In 2013, one of Omarosa's adversaries, Bethenny Frankel, a star from the Real Housewives franchise, confronted her on her now-defunct talk show, Bethenny. Frankel, who also became famous via reality TV, had dismissed Omarosa as nothing more than a "reality show villain." Both sitting cross-legged, they quickly moved from fake banter to antagonistic stances. "It's different for you and I,” Omarosa said. “I am an African-American woman. You get to walk around and be mediocre and still get rewarded with things." That they were exchanging barbs on Bethenny's couch and not Omarosa's only dramatized her bluntness.

At the time, Omarosa had been widowed, and was attending seminary to become a pastor. The exchange quickly became a meme, troubling easy interpretations of Omarosa's image and triggering a larger conversation about the lives of professional black women. The Apprentice, as a circus simulacrum of the American workplace, repetitively cast black competitors — especially black women — as pariahs. Granted, the bar for respect on reality television isn't high. And self-identifying "bad girls" on reality television stand to risk public aversion to their stratagem. Still, it was blatantly obvious that Omarosa's penchant for intelligent antics were heavily racialized in the public, and strangely mirrored the drama that is real-world professionalism for black women. She blueprinted a way for villainous black women in reality TV. She was difficult to root for, but rooting for her meant advocating for the full range of attitudinal freedom in black women, straight to the reprehensible. Omarosa was angry, black, and a woman, but she wasn't an Angry Black Woman.

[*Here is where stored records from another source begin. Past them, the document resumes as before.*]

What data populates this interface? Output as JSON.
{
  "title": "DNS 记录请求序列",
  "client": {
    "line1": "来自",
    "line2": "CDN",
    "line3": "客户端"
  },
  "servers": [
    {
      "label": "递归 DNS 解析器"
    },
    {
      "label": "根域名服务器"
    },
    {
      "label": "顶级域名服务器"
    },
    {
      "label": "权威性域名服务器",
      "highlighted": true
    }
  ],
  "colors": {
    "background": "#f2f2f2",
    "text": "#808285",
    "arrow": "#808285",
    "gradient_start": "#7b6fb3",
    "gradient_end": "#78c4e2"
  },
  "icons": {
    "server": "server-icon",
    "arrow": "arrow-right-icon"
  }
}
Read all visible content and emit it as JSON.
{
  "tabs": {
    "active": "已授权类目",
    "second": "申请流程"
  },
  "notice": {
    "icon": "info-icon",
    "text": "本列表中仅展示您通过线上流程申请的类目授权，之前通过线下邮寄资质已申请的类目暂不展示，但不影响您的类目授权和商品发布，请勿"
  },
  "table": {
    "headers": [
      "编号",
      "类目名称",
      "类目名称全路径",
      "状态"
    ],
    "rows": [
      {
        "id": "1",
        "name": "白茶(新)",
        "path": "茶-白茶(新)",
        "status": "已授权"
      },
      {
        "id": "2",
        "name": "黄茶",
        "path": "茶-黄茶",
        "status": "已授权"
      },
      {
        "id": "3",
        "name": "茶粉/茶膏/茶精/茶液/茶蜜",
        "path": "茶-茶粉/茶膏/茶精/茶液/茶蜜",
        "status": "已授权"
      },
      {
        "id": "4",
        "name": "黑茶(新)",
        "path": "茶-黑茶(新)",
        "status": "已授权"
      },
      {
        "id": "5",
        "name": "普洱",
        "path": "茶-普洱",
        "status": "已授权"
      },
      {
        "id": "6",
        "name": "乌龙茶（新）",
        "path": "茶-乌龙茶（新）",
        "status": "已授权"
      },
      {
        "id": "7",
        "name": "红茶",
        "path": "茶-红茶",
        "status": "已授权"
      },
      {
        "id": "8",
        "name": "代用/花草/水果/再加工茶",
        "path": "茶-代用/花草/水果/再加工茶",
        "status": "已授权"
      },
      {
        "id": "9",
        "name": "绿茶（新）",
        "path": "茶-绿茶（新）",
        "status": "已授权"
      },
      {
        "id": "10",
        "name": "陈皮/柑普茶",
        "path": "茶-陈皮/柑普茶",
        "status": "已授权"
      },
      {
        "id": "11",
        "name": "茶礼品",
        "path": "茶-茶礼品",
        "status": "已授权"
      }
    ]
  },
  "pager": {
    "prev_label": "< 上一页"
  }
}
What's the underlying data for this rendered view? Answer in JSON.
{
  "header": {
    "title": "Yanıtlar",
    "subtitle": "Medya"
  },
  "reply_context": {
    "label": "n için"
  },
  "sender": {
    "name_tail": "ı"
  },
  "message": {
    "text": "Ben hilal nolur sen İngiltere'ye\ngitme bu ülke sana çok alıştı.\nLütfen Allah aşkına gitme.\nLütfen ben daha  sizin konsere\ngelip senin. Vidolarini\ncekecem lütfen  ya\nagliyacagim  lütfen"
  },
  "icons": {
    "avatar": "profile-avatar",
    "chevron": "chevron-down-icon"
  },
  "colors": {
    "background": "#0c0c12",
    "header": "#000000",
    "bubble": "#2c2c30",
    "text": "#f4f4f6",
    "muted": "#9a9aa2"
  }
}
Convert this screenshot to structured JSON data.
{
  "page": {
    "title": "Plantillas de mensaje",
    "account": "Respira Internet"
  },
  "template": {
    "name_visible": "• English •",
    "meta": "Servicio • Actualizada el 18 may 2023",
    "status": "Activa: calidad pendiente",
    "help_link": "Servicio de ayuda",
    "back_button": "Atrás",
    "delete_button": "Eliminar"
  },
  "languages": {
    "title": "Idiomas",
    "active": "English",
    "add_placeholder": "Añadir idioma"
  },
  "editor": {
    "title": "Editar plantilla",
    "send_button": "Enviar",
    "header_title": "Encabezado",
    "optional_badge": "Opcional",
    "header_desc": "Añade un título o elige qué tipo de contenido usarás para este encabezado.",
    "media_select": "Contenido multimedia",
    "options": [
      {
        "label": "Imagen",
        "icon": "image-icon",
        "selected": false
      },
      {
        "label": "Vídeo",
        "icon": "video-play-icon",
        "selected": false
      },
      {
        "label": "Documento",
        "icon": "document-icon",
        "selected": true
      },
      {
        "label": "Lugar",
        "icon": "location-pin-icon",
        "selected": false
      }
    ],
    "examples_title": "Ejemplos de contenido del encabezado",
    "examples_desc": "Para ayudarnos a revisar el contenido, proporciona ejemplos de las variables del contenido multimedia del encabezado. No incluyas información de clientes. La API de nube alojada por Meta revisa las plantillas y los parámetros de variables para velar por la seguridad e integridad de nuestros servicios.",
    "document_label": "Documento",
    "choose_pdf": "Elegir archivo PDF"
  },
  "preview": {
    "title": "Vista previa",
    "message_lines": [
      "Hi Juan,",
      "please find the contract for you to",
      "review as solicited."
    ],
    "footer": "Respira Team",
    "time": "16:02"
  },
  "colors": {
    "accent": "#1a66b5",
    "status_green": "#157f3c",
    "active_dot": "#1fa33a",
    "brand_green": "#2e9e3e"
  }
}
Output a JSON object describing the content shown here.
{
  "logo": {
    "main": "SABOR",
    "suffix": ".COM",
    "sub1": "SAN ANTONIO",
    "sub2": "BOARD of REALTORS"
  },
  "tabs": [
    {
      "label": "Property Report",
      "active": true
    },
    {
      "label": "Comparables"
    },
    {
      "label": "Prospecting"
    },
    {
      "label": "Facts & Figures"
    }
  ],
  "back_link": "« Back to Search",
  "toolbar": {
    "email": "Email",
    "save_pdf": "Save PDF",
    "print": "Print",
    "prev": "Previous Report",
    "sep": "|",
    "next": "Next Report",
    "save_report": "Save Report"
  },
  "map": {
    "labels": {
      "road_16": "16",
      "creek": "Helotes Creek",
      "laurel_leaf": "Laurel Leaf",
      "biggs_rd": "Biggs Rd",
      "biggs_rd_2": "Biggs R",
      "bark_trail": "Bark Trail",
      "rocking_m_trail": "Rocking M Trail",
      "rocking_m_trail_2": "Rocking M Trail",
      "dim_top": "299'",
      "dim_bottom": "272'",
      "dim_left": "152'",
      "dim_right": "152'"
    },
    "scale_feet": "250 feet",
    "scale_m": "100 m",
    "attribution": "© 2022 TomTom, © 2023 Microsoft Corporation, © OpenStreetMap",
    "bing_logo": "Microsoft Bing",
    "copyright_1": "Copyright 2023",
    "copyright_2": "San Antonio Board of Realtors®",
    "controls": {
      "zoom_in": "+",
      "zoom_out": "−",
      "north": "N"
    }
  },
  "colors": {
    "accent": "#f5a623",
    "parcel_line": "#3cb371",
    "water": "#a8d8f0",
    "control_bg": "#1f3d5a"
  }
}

Rather, she was savvy. After first publicly endorsing Clinton in 2014, Omarosa pivoted to the amateurist Trump team, where she could feasibly have a role, in 2015. She became the campaign’s director for African-American outreach, inviting conservative black pastors to dialogue with her candidate. A middling renaissance, for her. She attempted to spin black progressivism as herd behavior — the real stereotype — framing her political alliances as radical. Some other black women have joined her, including the caricature-like sister act Diamond and Silk. "Anyone who thinks we don't need to be in those rooms is naive," she said, speaking of her involvement with a party that stridently supports gutting civil rights legislation — a jargony answer with only platitudinal belief behind it. Writing for The Root, Michael Arceneaux refuted the idea that mere black presence might equal actual power within the GOP, saying that, in fact, "Omarosa is quite adept at sounding as if actions done out of self-interest are rooted in principle." Omarosa's self-interest game has exhausted explanation. Her ability to make racial adventure out of racial alienation cannot translate to realms outside of television, certainly not to the White House. Now she can't even succeed at being a villain.

Omarosa's search for a mythology as paradoxical as those Ivanka Women’s has landed her here, with a token, laterigrade role in the administration of a man she's always admired but has only supported politically for two years. Writing in The New York Times Magazine last week, Greg Howard said that watching Ben Carson, the only higher-profile black person to join the Trump administration, stirred in him a "unique sort of sadness." But that moment of grotesque recognition could extend to any politician who is involved in the exclusionary business of American exceptionalism. With Omarosa, there is no sadness. She has not risen high enough to elicit any emotion besides pity.